MEDICAL HUMANITIES
A Humanistic Approach to Medicine
What is the good we seek in the practice of medicine? How is this practice both an art and a science? What is the meaning of life, suffering, flourishing, and death? What does it mean to care for a person? What is the truth that grounds our scientific inquiry? How is science related to other approaches to truth?

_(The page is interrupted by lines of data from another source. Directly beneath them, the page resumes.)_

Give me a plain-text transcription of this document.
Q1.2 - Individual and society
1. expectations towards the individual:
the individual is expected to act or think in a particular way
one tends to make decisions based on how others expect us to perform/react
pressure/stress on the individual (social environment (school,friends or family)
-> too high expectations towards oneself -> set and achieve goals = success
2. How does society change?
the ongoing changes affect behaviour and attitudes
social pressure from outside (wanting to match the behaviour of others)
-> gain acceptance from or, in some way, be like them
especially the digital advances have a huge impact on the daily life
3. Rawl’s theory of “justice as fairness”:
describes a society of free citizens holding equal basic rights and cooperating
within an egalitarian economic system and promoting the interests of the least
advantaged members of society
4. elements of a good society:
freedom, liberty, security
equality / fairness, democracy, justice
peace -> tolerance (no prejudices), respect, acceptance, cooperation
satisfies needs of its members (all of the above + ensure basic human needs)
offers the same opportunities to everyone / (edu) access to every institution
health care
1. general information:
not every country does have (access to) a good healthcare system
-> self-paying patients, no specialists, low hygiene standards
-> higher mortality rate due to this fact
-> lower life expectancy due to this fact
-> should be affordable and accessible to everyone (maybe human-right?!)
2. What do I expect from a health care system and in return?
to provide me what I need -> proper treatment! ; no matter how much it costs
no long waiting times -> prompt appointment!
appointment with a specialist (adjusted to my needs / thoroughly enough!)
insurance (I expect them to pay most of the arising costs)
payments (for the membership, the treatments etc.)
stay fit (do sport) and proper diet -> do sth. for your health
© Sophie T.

We live in a world in which scientific knowledge is growing alongside deepening doubts about that knowledge, in a world of complex medical treatments and growing concerns about medical ethics and the wholistic treatment of patients. Medical Humanities introduces students to an exploration of the human good and of shared truth. Students are shaped by the integrated pursuit of goodness and truth. Through this, they are prepared to treat patients as a whole person. Grounded in Augustinian values, our Medical Humanities cohort shapes students so that they can live out the ֱ mission and “apply their knowledge and skills… to better the human condition” for their patients and for the world.
All Medical Humanities students begin their course of studies following the Examined Life Sequence of the Good and the True. Students in CLAS continue into the “Beautiful” (fulfilling the sophomore writing requirement), and HON Ethics 2050; College of Nursing students continue into PHI 2115 for Clinical Ethics for Medical Professionals. Those students who choose to pursue a take the Junior Tutorial The Good Doctor-PHI 2117.
Medical Humanities aims to shape students for careers as nurses, doctors, public health administrators, and those working in fields based in scientific research. Those who are interested can deepen their exploration with a Medical Humanities Minor, which is a particularly fruitful course of studies for those planning to attend medical school. These schools increasingly seek applicants with a broad humanistic approach to medical care and who are adept at thinking through emerging questions in medical ethics.